The current version of the Freedom Tower would be a grim structure to which people will go to toil and will flee as soon as the workday ends. The design includes no shopping, no restaurants, no street life, nothing at all to invite the rest of the world to visit and linger in downtown Manhattan. The terrorists have indeed won if we believe that we must live and work inside hideous fortresses.
Fortunately, I don't believe that the LMDC has far to look to find the right architect to restore Manhattan's injured skyline and cityscape. I nominate Santiago Calatrava. Calatrava has already been selected to design the glorious new PATH train commuter hub at the WTC site. While nearly every other aspect of the reconstruction of the WTC site remains controversial, Calatrava's PATH station design has gained near universal applause.

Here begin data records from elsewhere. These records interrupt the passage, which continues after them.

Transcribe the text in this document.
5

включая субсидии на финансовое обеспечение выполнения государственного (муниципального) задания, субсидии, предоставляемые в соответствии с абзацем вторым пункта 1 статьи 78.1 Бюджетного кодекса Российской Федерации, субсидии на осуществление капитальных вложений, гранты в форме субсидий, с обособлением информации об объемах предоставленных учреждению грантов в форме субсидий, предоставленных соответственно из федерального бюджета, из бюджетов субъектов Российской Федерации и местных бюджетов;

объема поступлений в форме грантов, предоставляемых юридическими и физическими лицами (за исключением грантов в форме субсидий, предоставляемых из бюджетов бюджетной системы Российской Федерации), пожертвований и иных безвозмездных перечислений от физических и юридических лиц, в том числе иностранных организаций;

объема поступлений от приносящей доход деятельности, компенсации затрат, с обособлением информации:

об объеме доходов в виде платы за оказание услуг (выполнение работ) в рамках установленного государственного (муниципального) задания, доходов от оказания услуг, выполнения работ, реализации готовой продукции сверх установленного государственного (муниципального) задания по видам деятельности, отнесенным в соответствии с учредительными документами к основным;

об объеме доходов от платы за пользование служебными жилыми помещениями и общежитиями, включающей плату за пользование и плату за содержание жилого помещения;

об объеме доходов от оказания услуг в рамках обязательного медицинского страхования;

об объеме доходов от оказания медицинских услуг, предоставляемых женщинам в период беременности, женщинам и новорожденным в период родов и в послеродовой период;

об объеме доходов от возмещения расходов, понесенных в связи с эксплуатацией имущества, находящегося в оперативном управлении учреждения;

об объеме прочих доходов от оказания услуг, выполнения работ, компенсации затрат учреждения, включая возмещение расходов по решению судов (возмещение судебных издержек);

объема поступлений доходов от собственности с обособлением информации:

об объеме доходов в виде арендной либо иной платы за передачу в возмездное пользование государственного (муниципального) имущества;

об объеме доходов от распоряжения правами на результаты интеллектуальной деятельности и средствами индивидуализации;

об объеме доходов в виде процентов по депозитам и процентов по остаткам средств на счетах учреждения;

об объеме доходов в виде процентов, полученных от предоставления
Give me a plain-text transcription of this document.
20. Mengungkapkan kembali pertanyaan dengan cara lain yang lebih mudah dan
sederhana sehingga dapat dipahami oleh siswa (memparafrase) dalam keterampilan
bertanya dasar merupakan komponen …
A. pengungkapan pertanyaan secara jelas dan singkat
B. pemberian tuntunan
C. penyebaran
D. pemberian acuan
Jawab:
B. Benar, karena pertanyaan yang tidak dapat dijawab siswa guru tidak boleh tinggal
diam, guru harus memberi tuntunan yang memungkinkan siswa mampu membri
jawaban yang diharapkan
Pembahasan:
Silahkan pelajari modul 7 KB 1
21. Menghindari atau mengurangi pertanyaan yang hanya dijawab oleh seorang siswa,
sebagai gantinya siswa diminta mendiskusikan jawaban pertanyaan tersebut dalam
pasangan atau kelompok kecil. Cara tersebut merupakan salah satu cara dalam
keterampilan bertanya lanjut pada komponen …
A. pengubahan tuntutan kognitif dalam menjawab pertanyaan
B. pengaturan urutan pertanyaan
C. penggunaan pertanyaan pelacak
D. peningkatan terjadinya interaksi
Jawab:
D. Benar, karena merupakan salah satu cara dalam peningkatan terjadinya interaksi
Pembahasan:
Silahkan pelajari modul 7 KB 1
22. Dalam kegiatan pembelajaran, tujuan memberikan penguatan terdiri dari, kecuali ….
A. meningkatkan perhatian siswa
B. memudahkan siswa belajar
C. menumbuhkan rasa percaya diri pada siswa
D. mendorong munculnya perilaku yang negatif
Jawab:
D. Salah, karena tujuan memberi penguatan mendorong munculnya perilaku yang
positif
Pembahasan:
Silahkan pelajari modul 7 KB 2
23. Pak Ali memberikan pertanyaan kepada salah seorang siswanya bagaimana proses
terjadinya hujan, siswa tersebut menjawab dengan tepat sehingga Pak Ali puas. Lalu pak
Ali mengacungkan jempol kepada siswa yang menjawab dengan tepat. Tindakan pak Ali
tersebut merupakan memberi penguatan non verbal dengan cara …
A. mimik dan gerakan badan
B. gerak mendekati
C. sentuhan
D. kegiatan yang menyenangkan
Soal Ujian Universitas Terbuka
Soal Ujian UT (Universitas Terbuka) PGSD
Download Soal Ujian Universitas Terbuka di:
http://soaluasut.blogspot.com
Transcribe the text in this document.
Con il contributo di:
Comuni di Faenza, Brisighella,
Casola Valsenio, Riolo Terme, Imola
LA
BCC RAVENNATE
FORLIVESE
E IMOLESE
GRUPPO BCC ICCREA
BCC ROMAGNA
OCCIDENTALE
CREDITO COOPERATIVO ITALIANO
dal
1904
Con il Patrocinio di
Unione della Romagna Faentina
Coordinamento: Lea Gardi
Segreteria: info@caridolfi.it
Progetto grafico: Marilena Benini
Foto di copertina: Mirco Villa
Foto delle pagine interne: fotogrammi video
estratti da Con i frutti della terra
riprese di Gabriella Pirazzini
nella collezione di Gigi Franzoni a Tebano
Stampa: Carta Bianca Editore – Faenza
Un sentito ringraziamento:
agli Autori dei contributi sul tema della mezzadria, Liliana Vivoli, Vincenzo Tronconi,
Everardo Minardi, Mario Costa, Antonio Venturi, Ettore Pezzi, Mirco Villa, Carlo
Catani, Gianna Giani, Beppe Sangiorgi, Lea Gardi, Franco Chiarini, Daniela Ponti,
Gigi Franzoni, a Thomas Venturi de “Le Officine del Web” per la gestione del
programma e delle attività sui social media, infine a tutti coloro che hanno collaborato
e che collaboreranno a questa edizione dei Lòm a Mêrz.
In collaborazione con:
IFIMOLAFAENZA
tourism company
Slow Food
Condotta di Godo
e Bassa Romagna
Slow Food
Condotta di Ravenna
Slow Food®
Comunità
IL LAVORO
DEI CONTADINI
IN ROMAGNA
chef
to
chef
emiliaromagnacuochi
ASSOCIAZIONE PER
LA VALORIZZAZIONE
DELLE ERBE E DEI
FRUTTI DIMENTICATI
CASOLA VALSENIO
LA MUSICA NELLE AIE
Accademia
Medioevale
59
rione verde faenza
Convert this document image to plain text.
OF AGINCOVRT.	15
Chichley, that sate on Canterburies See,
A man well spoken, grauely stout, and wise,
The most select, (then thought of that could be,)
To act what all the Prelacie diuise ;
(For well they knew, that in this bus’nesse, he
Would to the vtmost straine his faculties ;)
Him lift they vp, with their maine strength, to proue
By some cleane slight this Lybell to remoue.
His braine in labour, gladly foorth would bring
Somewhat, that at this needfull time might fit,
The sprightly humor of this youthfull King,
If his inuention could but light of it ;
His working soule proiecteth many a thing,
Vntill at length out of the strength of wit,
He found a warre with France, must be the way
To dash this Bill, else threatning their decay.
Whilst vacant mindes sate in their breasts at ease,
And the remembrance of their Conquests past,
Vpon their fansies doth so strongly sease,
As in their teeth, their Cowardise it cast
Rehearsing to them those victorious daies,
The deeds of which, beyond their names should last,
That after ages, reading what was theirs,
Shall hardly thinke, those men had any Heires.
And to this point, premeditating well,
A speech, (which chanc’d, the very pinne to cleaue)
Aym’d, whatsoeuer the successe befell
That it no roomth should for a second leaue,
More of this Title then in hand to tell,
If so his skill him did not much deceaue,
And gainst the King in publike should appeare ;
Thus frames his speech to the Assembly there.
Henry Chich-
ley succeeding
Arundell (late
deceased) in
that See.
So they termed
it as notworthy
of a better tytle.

Calatrava makes concrete soar, fly, dance, and play. Noted for his innovative and elegant bridges, transportation hubs, and public buildings like opera houses and museums, Calatrava is now planning inspired skyscrapers. For example, in New York City, he has already designed an 835 foot residential tower just a few blocks from the WTC site at 80 South Street. In Chicago, Calatrava recently unveiled his plan for a 2000 foot residential tower, which would be the tallest building in the United States. The powers-that-be in New York should give Calatrava a chance to do for the whole WTC site what he has already done for the site's $2 billion transportation hub.
There is still time to fix the architectural mistakes of the past four years at the World Trade Center site. The victims of the 9/11 atrocities, the residents of New York City, and the citizens of the United States deserve better than lowest common denominator design by committee. By destroying the Twin Towers, radical Islamist criminals made them symbols of freedom. Whatever new buildings rise from the WTC site must be commercially practical, but they should also stand as a rebuke to the enemies of liberty everywhere. Terrorists can blow up one set of buildings, but free people should respond by boldly raising from the ashes structures even more magnificent than the ones that were destroyed.